Cincuenta y nueve

847 77 59
                                    

Musim semi indah yang Dev rasakan tergusur badai secara tiba-tiba tanpa peringatan. Badai hebat yang sukses memporak-porandakan hati serta pikirannya jadi semrawut sampai tak bisa teruraikan.

Seingatnya, dia dan Ralaya tengah tidur di brankar yang sama dan saling berpelukan. Dev bahkan tengah mengarungi mimpi yang indah. Tapi sekitar pukul empat pagi, tiba-tiba Ralaya bergerak tak nyaman dalam pelukannya. Dia mengeluh pusing dan sesak di dadanya. Dev juga baru menyadari kalau suhu tubuh Ralaya yang tinggi hingga tubuhnya berkeringat.

Kepanikan tak sampai disitu saja, tubuh Ralaya yang awalnya meringkuk sambil memegangi dadanya tiba-tiba kejang. Dev bergerak cepat dan menekan tombol merah di samping brankar dengan tergesa-gesa saking takutnya akan keadaan Ralaya.

Tak lama setelahnya, beberapa perawat serta seorang dokter datang bersamaan dengan kejang Ralaya yang berhenti lalu wanita itu yang tak sadarkan diri. Hasil pemeriksaan menunjukan Ralaya harus kembali masuk ICU. Maka saat brankar itu di dorong, Dev mengikutinya dari belakang dengan ponsel yang dia katakan pada Ralaya tengah lowbat padahal benda pipih itu masih memiliki daya baterai. Dev segera memberitahu para keluarga bahkan Rio untuk segera datang ke rumah sakit meski dia tahu kalau di jam empat pagi orang-orang masih terlelap. Tapi tak ada salahnya berharap, kan?

Dev hanya terlalu khawatir, maka dari itu dia membutuhkan orang-orang terdekatnya. Beruntung bunda segera meresponnya dan berkata akan datang secepatnya bersama papa. Kedua paruh baya itu benar-benar datang tak lama setelahnya, mereka bahkan berlarian di koridor dengan mengenakan baju tidur yang dibalut jaket. Segera peluk Dev yang terduduk di lantai untuk menenangkannya.

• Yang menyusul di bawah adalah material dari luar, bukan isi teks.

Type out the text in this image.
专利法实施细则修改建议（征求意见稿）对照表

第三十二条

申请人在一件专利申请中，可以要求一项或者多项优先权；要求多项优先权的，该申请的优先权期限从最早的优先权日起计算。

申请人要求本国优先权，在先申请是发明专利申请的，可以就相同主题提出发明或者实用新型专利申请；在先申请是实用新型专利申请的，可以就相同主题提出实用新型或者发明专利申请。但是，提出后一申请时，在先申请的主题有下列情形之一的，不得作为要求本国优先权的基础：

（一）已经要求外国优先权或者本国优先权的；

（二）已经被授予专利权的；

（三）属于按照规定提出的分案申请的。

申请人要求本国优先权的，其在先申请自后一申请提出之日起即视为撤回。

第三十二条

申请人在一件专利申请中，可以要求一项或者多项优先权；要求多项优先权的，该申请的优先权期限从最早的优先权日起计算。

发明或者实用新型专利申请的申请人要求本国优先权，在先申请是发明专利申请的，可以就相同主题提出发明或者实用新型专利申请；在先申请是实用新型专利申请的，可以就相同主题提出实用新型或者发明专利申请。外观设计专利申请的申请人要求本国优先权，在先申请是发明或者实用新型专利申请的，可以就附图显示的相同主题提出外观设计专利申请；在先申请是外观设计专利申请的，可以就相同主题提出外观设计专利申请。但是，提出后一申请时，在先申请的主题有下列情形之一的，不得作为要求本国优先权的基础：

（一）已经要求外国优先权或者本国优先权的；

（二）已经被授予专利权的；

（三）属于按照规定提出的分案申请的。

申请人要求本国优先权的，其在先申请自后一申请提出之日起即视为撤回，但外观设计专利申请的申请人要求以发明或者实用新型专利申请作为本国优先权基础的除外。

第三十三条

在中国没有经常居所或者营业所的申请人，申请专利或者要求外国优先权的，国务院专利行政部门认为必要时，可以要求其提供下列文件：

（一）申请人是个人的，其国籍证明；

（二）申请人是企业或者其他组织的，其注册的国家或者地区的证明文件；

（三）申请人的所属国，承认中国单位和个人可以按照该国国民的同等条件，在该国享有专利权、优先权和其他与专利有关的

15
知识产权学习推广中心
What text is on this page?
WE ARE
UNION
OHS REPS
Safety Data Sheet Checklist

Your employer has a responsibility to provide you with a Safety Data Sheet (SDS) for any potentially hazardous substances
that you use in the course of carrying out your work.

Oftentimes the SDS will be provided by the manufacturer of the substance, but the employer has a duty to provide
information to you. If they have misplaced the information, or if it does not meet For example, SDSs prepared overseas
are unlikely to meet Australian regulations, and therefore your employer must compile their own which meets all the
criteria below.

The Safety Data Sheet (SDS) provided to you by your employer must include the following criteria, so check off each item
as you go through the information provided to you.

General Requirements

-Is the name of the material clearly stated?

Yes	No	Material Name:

Mereka bertiga menunggu dengan resah di luar ruang ICU. Hatinya tak tenang namun tetap panjatkan beribu doa demi kesembuhan Ralaya.

Pria berjas putih keluar sambil menurunkan maskernya. Memberitahu kalau Ralaya masih tak sadarkan diri namun tanda-tanda vitalnya normal kecuali suhu tubuhnya yang masih tinggi.

Sekecil apapun kemajuan yang terjadi pada Ralaya tetap mereka syukuri dan saat matahari mulai muncul malu-malu menampakan sinarnya, wanita yang sempat tak sadarkan diri itu akhirnya siuman. Mulai membuka kelopak matanya perlahan dan Dev dapat kembali melihat manik hitamnya yang indah.

Dev senantiasa menggenggam tangan kurus itu, mengusapnya lembut dan memberitahu kalau dia ada untuk menemani Ralaya. Tapi sampai beberapa menit berlalu, Dev tak melihat senyuman hangat atau bahkan senyuman tipis dari bibir Ralaya.

Separuh hatinya itu hanya menatap dirinya dengan pandangan sayu dan sesekali menatap langit-langit secara bergantian. Cukup dengan tatapan sayu itu, jangan tangisnya. Dada Dev akan sakit, dia sedang mencoba menahan rasa panas yang menjalar di matanya.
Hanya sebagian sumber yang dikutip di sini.